To address the challenge of accurately predicting traffic conditions on uncovered road segments in dynamic sensor networks—where sparse and relocatable sensor deployments lead to incomplete spatial coverage—this paper proposes the first end-to-end inductive spatiotemporal graph forecasting framework tailored for unobserved locations. The core innovation is the Mixture-of-Graph-Experts (MoGE) module, which integrates a sparse gating mechanism with multi-graph message aggregators to efficiently model complex spatiotemporal dependencies while enabling zero-shot adaptation to changing sensor configurations without retraining. By synergistically combining graph neural networks, GRUs, Mixture-of-Experts principles, and sparse soft routing, the framework supports fine-tuning-free cross-configuration inference.

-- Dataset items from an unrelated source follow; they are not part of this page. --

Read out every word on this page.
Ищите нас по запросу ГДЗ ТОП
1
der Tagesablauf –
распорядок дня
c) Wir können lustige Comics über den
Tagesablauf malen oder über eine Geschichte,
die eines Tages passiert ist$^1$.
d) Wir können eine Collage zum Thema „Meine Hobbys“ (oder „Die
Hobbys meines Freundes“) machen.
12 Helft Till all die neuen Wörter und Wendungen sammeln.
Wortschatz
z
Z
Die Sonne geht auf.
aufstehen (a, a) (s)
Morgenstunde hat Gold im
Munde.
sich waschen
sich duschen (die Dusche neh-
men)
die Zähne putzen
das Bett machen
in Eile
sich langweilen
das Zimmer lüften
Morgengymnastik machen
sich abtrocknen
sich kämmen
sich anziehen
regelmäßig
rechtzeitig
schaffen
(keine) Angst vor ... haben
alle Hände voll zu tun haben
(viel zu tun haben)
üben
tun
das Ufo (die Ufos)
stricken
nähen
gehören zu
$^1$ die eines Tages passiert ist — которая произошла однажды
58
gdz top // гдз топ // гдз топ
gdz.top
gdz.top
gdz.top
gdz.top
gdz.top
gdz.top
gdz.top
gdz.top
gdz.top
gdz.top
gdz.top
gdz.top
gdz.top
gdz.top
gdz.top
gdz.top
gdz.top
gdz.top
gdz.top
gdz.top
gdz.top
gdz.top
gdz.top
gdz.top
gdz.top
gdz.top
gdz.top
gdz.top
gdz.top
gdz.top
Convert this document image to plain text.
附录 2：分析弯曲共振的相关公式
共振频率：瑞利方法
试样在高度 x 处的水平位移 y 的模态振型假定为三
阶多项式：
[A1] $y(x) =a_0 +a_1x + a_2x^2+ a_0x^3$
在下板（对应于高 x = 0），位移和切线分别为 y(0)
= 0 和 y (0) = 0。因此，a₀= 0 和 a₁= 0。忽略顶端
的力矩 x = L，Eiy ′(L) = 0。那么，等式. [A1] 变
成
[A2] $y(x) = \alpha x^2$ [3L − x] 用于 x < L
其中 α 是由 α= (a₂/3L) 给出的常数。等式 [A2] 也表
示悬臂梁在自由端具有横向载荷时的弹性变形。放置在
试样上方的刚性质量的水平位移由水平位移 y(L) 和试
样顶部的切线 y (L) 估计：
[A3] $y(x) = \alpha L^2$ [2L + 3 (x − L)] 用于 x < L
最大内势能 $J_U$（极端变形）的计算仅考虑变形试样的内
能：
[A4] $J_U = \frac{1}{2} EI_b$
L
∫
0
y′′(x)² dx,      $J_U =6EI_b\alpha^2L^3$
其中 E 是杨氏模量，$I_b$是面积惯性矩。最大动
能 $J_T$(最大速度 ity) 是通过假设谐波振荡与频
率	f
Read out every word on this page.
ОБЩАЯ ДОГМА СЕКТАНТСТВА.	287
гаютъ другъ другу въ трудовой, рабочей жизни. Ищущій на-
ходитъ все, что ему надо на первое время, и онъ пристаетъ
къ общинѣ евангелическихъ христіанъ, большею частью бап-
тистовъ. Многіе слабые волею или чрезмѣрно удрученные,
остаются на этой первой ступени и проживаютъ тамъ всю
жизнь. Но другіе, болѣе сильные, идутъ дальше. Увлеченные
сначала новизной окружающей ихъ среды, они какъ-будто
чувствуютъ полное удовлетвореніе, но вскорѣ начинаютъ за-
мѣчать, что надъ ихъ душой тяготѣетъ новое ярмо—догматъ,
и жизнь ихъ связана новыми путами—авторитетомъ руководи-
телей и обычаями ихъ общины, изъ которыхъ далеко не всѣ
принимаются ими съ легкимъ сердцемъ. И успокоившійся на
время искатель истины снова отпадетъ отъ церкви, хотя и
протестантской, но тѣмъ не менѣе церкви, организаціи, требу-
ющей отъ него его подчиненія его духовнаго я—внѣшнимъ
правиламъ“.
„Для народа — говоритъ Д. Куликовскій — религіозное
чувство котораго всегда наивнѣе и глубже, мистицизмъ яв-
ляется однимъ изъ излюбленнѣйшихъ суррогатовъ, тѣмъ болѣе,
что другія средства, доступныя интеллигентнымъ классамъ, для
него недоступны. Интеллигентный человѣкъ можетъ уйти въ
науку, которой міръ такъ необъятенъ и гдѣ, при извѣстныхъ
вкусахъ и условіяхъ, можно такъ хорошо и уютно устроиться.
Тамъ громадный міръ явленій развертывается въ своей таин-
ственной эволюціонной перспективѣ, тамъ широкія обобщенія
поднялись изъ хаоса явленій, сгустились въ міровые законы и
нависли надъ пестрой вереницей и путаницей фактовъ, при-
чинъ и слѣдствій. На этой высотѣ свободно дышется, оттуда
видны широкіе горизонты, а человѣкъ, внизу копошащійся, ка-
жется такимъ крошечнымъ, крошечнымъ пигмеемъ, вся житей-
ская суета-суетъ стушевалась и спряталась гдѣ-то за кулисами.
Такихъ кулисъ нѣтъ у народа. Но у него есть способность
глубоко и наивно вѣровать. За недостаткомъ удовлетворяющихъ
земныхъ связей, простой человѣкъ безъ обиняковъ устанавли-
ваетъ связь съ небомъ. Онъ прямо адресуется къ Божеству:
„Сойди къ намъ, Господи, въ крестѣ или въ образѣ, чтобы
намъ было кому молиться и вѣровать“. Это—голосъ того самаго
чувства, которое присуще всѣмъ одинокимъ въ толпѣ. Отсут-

Extensive experiments on two real-world datasets demonstrate significant improvements over state-of-the-art baselines in forecasting congestion evolution on both observed and unobserved segments. Moreover, the framework exhibits strong robustness under dynamic sensor count variations, and ablation studies validate the efficacy of each component.

Given a partially observed road network, how can we predict the traffic state of unobserved locations? While deep learning approaches show exceptional performance in traffic prediction, most assume sensors at all locations of interest, which is impractical due to financial constraints. Furthermore, these methods typically require costly retraining when sensor configurations change. We propose MoGERNN, an inductive spatio-temporal graph representation model, to address these challenges. Inspired by the Mixture of Experts approach in Large Language Models, we introduce a Mixture of Graph Expert (MoGE) block to model complex spatial dependencies through multiple graph message aggregators and a sparse gating network. This block estimates initial states for unobserved locations, which are then processed by a GRU-based Encoder-Decoder that integrates a graph message aggregator to capture spatio-temporal dependencies and predict future states. Experiments on two real-world datasets show MoGERNN consistently outperforms baseline methods for both observed and unobserved locations. MoGERNN can accurately predict congestion evolution even in areas without sensors, offering valuable information for traffic management. Moreover, MoGERNN is adaptable to dynamic sensing networks, maintaining competitive performance even compared to its retrained counterpart. Tests with different numbers of available sensors confirm its consistent superiority, and ablation studies validate the effectiveness of its key modules.